Jock, dopo la collaborazione sulla favolosa run di Detective Comics pre-New52, torna ad accompagnare Scott Snyder in Wytches e la sua capacità nel definire il mood della storia, intervallandolo con l’atmosfera quasi asettica dei flashback, è da applausi. A differenza del lavoro compiuto da altri artisti in altri fumetti horror come Crossed o Dark Gods, l’attenzione si sposta e, invece di focalizzarsi sull’aspetto gore al limite del ridicolo, Jock riesce a rendere l’atmosfera inquietante e disturbante concentrandosi semplicemente su dettagli reali, ottenendo il massimo impatto da ogni vignetta.

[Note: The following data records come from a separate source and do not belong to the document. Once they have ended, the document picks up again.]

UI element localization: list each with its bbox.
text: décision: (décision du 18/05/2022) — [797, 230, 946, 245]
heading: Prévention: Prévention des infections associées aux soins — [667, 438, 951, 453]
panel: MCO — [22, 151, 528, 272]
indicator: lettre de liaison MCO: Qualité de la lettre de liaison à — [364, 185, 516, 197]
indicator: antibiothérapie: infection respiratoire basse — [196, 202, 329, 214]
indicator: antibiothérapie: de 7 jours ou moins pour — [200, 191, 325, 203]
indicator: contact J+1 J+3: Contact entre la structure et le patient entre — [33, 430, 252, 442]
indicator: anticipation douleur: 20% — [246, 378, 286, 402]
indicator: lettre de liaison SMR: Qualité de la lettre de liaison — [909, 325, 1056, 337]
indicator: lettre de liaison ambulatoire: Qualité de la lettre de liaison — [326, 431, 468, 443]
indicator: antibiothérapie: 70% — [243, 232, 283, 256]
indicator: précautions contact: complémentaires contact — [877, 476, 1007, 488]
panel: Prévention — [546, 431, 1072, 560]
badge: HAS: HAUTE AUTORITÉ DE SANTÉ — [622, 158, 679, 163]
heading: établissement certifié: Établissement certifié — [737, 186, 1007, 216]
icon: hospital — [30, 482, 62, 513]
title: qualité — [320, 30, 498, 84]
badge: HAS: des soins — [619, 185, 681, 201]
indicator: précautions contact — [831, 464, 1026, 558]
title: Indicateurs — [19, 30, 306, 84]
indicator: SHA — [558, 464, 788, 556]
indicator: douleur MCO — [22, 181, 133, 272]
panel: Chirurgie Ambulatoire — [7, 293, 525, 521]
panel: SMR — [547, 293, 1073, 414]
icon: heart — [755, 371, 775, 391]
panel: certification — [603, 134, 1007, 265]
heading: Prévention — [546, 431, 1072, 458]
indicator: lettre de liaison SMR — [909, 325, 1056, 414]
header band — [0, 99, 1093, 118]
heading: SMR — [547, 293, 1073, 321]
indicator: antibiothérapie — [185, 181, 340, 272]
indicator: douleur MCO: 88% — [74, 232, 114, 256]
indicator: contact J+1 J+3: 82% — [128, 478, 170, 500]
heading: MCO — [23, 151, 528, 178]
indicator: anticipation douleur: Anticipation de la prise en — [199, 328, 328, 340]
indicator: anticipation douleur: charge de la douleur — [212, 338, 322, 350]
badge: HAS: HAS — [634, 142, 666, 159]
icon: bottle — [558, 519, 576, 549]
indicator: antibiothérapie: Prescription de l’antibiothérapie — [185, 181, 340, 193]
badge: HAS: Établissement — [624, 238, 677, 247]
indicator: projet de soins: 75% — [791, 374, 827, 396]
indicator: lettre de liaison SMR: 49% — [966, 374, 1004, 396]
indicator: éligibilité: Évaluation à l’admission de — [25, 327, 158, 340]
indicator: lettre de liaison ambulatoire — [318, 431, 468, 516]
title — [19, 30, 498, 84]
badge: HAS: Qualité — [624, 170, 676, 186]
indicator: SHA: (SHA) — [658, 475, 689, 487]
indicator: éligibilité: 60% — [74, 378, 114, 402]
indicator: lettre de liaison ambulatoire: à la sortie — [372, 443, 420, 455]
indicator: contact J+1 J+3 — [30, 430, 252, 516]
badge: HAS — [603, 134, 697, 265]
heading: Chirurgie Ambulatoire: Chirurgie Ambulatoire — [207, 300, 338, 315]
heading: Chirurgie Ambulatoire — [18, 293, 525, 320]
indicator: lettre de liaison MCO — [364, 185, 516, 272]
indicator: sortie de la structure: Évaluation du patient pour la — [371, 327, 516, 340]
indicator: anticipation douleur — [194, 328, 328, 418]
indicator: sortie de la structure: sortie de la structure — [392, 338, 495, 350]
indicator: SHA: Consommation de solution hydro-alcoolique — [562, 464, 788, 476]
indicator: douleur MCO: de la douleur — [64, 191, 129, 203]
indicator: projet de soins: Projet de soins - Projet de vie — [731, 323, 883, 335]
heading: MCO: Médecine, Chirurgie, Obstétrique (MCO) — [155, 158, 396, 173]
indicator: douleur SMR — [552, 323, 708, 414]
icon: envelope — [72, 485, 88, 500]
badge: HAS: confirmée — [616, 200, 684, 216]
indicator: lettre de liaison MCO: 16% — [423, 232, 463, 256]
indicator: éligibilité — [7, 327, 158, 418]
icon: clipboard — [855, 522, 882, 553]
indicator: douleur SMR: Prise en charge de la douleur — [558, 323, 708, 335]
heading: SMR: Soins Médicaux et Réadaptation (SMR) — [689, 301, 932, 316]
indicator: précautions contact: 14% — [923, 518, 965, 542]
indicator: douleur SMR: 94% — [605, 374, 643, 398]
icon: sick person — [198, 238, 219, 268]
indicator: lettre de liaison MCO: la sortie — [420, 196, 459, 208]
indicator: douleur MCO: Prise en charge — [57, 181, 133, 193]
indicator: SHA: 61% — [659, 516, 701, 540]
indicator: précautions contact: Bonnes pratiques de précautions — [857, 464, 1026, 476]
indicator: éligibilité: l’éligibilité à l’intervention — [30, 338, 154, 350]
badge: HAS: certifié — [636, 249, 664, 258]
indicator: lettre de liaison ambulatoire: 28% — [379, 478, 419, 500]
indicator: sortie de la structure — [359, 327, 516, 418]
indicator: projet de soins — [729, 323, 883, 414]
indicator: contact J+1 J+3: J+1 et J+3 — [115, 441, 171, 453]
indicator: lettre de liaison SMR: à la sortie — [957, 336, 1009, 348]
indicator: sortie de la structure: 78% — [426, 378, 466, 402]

Questa penultima issue del primo story-arc è una pugnalata al petto di ogni lettore, costretto ad aspettare il prossimo mese prima di poter leggere Wytches #6. A partire dal primissimo numero, la serie è migliorata in maniera palpabile diventando in breve tempo un capolavoro dell’horror fumettistico moderno, proponendo una perfetta ed intensa miscela fatta di terrore e malinconia.
The Valiant #4 (of 4) – Kindt/Lemire/Rivera
You Say You Want A Revolution
La miniserie Valiant ha un pregio non indifferente: diverte ed appassiona. A differenza della vagonata di megaeventi che sconquassano i multiversi dalla durata improponibile e dai tie-in innumerevoli, The Valiant si propone come una semplice mini da quattro numeri che coinvolge alcuni fra i più interessanti personaggi del suo universo. Il ritorno del Nemico Immortale e l’evolversi della trama non prevedono colpi di scena fenomenali, né intrecci di trama particolarmente complessi. The Valiant pone una grande enfasi sulle conseguenze che gli eventi hanno sui personaggi, concentrandosi sulla loro evoluzione in risposta ad essi e approfondendo il loro reale cambiamento personale dovuto all’impatto con la tragica successione degli avvenimenti.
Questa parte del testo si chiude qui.